I already said I could get lost anywhere, but come on!

This was what appeared to be the oldest and most run-down part of the Underground/Tube, so I got a picture with Jeff of it.**


I'm sure a tour of the sights of London is something you only need to experience once, but I got two in as many days.  

Apparently, we've been calling the Elizabeth Tower "Big Ben" all our lives, when it's the bell inside the tower that's Big Ben.

We also went up in the Ferris Wheel, with a bunch of strangers, and took turns taking pictures from each vantage point.  Everybody was pretty civilized and patient in there, but I understand, if you were stuck up there with a madman, a Jehovah's Witness, or Barnaby the Flatulent, it would be a totally different story.

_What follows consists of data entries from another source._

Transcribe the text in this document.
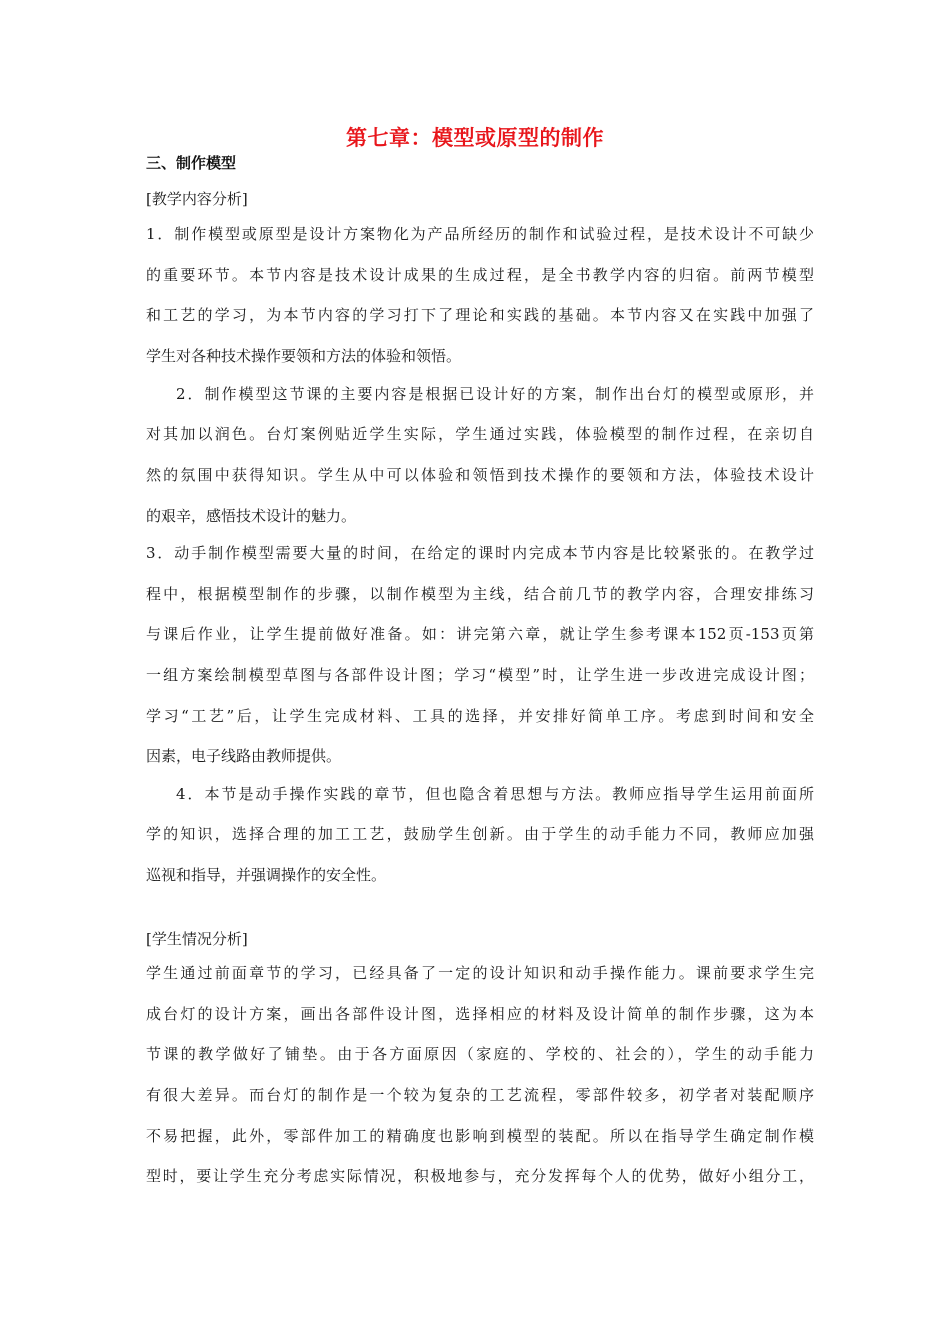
第七章：模型或原型的制作
三、制作模型
[教学内容分析]
1．制作模型或原型是设计方案物化为产品所经历的制作和试验过程，是技术设计不可缺少
的重要环节。本节内容是技术设计成果的生成过程，是全书教学内容的归宿。前两节模型
和工艺的学习，为本节内容的学习打下了理论和实践的基础。本节内容又在实践中加强了
学生对各种技术操作要领和方法的体验和领悟。
2．制作模型这节课的主要内容是根据已设计好的方案，制作出台灯的模型或原形，并
对其加以润色。台灯案例贴近学生实际，学生通过实践，体验模型的制作过程，在亲切自
然的氛围中获得知识。学生从中可以体验和领悟到技术操作的要领和方法，体验技术设计
的艰辛，感悟技术设计的魅力。
3．动手制作模型需要大量的时间，在给定的课时内完成本节内容是比较紧张的。在教学过
程中，根据模型制作的步骤，以制作模型为主线，结合前几节的教学内容，合理安排练习
与课后作业，让学生提前做好准备。如：讲完第六章，就让学生参考课本152页-153页第
一组方案绘制模型草图与各部件设计图；学习“模型”时，让学生进一步改进完成设计图；
学习“工艺”后，让学生完成材料、工具的选择，并安排好简单工序。考虑到时间和安全
因素，电子线路由教师提供。
4．本节是动手操作实践的章节，但也隐含着思想与方法。教师应指导学生运用前面所
学的知识，选择合理的加工工艺，鼓励学生创新。由于学生的动手能力不同，教师应加强
巡视和指导，并强调操作的安全性。
[学生情况分析]
学生通过前面章节的学习，已经具备了一定的设计知识和动手操作能力。课前要求学生完
成台灯的设计方案，画出各部件设计图，选择相应的材料及设计简单的制作步骤，这为本
节课的教学做好了铺垫。由于各方面原因（家庭的、学校的、社会的），学生的动手能力
有很大差异。而台灯的制作是一个较为复杂的工艺流程，零部件较多，初学者对装配顺序
不易把握，此外，零部件加工的精确度也影响到模型的装配。所以在指导学生确定制作模
型时，要让学生充分考虑实际情况，积极地参与，充分发挥每个人的优势，做好小组分工，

We did quite a bit of walking, with Jeff depending greatly on his new walking stick.







One of the things I had wanted to do in London was pee at a urinal that a hundred other men that hour had used without flushing.  But another thing I had wanted to do was eat fish and chips in a pub or restaurant.  We found one across from the Thames (located conveniently right next to the London Dungeon!), and I was surprised to discover that the staff at the fish and chips place were all done up as murder victims.  While I personally love it, seeing servers with fake blood running down their faces might not be the most appetizing thing for customers to see.


While we're on the subject of things I wanted to do while in Europe, I had set an admittedly-weird goal of seeing the Gherkin Building in person, and getting a picture with it.  So, here is a picture of me with it:


The jerk and the gherk.

And here is a picture of me grasping the Gherkin (Warning: explicit content):

Later, Emily asked if we had any interest in seeing the Globe Theater, which is a recreation of the original Globe, which was built in 1599.  It was financed by American actor/director Sam Wanamaker, when he discovered that there were no replicas in the UK, and a mere plaque (now a parking lot) where the original Globe stood.

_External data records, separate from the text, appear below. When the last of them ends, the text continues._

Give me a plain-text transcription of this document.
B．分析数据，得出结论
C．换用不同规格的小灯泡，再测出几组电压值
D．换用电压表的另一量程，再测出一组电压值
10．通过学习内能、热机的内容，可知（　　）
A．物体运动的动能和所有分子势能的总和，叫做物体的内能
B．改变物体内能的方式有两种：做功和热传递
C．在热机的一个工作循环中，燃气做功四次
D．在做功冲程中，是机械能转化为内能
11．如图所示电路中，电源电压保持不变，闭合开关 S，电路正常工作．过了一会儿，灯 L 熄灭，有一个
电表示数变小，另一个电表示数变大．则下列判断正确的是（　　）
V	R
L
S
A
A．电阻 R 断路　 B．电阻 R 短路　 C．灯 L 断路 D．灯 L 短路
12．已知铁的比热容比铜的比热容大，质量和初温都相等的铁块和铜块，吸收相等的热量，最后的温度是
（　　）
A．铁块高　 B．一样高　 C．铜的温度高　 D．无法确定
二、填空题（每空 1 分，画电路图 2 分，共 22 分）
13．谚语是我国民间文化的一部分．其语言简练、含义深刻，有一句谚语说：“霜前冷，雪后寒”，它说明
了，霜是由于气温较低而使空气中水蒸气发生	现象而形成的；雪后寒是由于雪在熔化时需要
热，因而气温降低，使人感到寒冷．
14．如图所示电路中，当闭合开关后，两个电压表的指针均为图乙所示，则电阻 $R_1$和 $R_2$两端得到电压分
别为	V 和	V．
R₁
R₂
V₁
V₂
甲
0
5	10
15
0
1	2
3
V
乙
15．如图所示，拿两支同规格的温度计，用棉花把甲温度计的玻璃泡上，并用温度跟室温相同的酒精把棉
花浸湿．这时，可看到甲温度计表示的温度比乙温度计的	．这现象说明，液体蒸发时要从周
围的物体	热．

It was really cool, and everything was astoundingly period-accurate and reverent to the Bard.  Even the hand sanitiser dispensers were in theme:


At the end of each night, I open up my laptop and try to catch up on what's happening (shockingly, I've gotten about two emails each day that I've been gone, despite me usually getting between ten and twenty a day back home), while Jeff and Emily go to sleep.  I blog a little bit, but haven't been good to post the entries (which I don't really care about, as long as I'm writing up a little bit of what I do each day).  There's no way I would remember any details if I waited until I came home to write it down (which will be a pain when it comes time to podcast, I'm sure), and many times each day, I think, "Oh, that's interesting; I'll have to remember to mention that in my blog later."  And then I don't.

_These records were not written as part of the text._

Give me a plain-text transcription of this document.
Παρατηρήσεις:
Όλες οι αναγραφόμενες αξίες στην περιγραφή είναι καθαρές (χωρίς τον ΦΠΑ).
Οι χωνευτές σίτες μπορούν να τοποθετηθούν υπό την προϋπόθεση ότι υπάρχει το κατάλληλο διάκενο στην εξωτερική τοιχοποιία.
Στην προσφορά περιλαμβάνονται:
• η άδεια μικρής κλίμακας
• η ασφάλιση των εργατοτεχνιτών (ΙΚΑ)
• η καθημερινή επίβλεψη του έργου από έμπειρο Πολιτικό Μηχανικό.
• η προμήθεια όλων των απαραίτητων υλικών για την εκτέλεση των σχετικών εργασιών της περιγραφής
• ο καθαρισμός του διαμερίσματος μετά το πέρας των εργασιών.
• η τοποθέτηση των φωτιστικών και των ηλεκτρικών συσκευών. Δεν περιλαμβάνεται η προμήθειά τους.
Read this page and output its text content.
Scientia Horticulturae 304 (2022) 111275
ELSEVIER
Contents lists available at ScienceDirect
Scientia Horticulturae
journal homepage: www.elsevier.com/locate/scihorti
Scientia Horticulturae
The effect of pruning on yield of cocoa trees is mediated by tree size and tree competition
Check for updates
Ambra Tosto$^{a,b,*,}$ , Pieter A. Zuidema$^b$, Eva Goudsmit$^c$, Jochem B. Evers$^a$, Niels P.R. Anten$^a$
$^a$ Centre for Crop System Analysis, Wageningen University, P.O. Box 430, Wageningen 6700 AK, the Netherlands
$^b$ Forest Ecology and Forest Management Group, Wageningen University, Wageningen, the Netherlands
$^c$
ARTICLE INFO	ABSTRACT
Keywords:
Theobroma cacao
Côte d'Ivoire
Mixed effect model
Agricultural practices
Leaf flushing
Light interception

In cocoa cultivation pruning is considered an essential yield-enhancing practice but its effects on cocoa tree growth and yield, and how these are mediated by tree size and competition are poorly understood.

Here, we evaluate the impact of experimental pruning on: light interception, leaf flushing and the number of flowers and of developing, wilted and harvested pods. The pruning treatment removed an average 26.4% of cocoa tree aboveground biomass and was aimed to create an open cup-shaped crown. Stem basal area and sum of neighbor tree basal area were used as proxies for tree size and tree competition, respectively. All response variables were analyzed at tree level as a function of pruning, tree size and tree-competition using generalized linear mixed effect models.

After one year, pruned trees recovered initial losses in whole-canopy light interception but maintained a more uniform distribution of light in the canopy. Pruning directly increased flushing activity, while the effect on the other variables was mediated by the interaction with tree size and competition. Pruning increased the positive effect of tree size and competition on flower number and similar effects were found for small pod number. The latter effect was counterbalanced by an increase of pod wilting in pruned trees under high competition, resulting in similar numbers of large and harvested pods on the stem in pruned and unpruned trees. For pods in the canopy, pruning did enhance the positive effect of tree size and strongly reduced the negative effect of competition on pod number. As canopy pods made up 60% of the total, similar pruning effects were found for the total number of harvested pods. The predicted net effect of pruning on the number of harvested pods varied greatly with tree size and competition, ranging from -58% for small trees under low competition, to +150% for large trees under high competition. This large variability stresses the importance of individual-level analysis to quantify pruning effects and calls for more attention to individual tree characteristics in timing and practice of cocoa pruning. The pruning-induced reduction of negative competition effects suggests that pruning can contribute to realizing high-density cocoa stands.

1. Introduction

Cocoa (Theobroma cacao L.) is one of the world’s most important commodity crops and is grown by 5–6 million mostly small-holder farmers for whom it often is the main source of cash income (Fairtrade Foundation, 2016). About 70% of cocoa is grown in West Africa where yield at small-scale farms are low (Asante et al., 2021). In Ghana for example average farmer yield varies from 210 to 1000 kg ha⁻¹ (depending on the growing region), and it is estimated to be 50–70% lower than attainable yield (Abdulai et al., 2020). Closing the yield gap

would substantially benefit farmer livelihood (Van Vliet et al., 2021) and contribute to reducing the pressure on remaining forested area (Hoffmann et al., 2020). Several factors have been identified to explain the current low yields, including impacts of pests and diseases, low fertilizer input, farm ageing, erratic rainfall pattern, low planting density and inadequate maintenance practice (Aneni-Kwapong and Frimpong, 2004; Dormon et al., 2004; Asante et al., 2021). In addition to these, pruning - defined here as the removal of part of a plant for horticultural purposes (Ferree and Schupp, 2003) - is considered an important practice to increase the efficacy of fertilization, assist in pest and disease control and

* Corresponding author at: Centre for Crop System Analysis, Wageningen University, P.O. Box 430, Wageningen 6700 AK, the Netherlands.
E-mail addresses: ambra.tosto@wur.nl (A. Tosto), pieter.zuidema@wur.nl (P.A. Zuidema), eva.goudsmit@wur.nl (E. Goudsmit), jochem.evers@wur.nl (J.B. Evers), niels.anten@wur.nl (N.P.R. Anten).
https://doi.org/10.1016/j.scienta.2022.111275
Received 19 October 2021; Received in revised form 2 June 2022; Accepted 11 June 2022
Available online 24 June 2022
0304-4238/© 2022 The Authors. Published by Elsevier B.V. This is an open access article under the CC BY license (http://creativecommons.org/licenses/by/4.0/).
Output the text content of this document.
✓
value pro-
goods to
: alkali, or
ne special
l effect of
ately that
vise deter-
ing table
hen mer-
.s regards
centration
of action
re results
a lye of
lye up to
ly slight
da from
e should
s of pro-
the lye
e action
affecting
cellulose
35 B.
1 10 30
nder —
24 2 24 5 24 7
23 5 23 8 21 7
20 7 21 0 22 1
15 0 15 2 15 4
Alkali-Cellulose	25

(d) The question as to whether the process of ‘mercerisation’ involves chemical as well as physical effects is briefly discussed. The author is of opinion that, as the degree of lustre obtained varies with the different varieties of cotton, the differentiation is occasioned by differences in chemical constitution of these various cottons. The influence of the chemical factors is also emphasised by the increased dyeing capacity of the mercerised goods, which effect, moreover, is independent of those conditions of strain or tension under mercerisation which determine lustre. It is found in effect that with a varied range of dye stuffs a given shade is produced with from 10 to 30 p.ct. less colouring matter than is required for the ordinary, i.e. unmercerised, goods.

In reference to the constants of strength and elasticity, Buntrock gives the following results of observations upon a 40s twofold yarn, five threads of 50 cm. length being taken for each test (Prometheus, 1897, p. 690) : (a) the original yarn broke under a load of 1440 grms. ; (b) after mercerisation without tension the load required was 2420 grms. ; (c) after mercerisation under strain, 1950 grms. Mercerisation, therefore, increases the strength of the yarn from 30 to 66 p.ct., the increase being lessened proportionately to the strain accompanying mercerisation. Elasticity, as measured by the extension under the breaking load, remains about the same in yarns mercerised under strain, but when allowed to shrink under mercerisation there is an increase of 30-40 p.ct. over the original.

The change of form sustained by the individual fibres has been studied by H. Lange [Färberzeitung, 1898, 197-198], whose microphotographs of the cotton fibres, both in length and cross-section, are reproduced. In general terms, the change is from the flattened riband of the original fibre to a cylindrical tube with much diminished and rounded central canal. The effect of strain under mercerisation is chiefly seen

*Just kidding.  Only one of those things is real.

**Jeff seems pretty averse to taking pictures (in fact, he is averse to using his cellphone), but Emily likes to.  She'll often make me and Jeff line up somewhere to pose for a picture, and later, she and I did so with each other, while Jeff hung back and looked surly.  Emily's iPhone camera is about five times better than my Android camera is (okay, maybe only four times better), and some of her pictures of the same thing I took a picture of look like two different locations, due to the colors and detail.  It's pretty strange.